Professor da Universidade Regional do Cariri (Urca) e advogado. Membro da Associação Brasileira de Juristas pela Democracia
Professor da Universidade Regional do Cariri (Urca) e advogado. Membro da Associação Brasileira de Juristas pela Democracia
Amanhã, o STF começa a proferir seus votos na Ação Penal 2668, que julga, neste núcleo, Bolsonaro e mais 7 réus pelos crimes de organização criminosa, tentativa de abolição violenta do Estado Democrático de Direito, golpe de Estado, dano contra o patrimônio da União, e deterioração de patrimônio tombado.
Muito embora bolsonaristas vociferem que este julgamento tem suas cartas já marcadas e que o resultado já está dado de antemão, nada disso é verdade. Na condição de professor, de pesquisador do direito e dos fenômenos jurídicos, preciso destacar que a Primeira Turma do STF está diante de sofisticados dilemas do direito penal contemporâneo, alguns até mesmo inéditos, sem qualquer jurisprudência nacional anterior.
O caso não se limita à responsabilização individual dos acusados: exige reflexão sobre quando se inicia a execução de um crime, cujo tipo penal é a tentativa; sobre o princípio da consunção; os critérios e a proporção na dosimetria da pena; e a forma de individualizar condutas em crime de organizações criminosas.
O primeiro ponto de tensão no debate jurídico reside na definição do marco inicial dos crimes de Golpe de Estado e de Abolição Violenta do Estado de Direito. A tradição penal distingue atos preparatórios, que não se punem, de atos executórios, que são puníveis mesmo quando não atingem sua finalidade. Essa fronteira não é simples no inédito julgamento desses dois crimes específicos.
Um ato deve ser inequívoco e colocar em risco concreto o bem jurídico tutelado (o governo legitimamente constituído, o estado democrático, o livre e regular exercício dos poderes) para ser considerado execução. Reuniões, discussões, produção de minutas, articulações, sondagens, que em outros tipos penais poderiam ser considerados atos preparatórios; pela natureza dos crimes de Golpe de Estado e de Abolição do Estado Democrático, serão tomados como atos de execução, puníveis, portando.

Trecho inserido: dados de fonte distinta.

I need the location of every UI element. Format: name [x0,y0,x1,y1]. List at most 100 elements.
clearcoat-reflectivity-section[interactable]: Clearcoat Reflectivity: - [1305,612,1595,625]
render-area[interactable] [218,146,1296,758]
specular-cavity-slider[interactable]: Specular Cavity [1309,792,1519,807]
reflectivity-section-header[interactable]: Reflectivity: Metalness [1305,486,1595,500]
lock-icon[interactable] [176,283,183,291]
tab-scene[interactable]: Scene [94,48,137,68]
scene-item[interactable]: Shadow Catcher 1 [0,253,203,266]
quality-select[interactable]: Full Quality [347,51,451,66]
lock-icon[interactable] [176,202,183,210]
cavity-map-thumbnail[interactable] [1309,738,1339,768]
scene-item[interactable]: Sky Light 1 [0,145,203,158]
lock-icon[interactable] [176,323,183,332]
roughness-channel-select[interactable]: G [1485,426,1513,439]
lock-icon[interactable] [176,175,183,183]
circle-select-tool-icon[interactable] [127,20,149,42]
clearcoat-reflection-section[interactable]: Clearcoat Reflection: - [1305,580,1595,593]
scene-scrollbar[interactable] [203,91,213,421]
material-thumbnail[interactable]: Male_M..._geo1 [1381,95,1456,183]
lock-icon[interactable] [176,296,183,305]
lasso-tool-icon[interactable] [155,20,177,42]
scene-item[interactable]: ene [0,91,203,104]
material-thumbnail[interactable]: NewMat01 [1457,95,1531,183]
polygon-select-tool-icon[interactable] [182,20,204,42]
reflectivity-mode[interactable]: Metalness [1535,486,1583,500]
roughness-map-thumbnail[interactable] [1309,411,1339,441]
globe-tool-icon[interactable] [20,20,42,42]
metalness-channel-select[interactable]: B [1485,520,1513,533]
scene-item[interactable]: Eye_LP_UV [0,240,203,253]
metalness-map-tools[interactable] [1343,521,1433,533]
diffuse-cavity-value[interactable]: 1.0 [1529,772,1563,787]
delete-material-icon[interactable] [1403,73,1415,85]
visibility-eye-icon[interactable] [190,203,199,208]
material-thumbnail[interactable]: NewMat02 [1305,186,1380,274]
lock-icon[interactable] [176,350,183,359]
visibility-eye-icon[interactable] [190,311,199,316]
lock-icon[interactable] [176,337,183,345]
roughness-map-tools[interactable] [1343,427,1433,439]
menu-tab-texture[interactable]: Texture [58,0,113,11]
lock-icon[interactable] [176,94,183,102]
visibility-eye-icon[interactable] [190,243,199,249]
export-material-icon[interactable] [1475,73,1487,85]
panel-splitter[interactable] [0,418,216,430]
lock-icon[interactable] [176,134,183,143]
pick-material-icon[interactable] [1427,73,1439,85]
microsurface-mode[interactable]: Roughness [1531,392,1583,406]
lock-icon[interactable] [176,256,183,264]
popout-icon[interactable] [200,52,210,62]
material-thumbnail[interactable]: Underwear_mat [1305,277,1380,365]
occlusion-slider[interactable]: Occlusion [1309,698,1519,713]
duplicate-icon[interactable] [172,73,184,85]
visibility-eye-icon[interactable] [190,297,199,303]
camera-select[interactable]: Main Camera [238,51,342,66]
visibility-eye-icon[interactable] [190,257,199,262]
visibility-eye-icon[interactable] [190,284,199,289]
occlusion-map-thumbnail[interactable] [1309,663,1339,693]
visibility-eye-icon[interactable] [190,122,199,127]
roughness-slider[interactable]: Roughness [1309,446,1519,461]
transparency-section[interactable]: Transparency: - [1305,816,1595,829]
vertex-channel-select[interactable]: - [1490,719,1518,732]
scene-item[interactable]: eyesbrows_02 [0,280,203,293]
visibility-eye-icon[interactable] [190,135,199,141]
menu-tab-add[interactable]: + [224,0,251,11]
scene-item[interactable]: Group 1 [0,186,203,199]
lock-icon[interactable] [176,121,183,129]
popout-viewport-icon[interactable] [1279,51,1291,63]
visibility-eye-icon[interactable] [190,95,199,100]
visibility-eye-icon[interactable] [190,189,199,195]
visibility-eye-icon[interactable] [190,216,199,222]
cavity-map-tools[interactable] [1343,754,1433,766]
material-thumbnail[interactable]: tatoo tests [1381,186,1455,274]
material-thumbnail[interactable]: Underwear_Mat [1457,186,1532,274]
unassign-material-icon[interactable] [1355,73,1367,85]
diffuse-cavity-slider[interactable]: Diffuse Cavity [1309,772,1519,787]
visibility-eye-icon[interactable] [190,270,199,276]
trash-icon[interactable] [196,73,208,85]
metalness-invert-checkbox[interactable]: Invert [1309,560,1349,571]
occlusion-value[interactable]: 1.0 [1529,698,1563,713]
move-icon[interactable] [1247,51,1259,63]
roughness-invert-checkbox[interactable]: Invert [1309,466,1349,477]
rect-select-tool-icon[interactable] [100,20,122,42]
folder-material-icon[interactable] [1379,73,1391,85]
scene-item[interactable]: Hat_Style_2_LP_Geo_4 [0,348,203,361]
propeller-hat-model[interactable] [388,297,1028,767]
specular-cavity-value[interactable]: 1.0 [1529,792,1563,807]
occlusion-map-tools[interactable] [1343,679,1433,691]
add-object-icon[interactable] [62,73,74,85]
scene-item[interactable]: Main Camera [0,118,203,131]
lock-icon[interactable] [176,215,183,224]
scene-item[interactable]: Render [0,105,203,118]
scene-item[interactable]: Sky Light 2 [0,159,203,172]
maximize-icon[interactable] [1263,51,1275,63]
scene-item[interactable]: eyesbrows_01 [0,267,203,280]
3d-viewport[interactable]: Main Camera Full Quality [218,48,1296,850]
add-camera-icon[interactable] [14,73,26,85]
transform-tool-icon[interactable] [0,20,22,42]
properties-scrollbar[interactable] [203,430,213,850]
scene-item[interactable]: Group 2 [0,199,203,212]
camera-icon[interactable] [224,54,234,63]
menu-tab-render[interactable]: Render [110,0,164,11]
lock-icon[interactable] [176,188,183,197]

Outro aspecto essencial é a aplicação do princípio da consunção, pelo qual crimes menos graves, quando constituem meio necessário para outro mais grave, são absorvidos. Há casos em que é preciso depor um governo legitimamente eleito para abolir o estado democrático; em outros, não. Há casos em que é preciso restringir o exercício regular dos poderes constitucionais para depor um governo legitimamente eleito; em outros é possível instrumentalizar os poderes constitucionais para, com desvio de finalidade, depor um governo legitimamente eleito e dar a isso ares de legalidade. Há exemplos históricos de autonomia entre os crimes de golpe de estado e abolição da democracia; e há também exemplos nos quais um foi meio para a realização do outro. O que aconteceu no Brasil entre 2022 e 2023?
Como se vê, a AP 2668 não será apenas um julgamento sobre fatos passados, mas uma oportunidade de reafirmar princípios estruturantes da democracia e do direito penal brasileiro.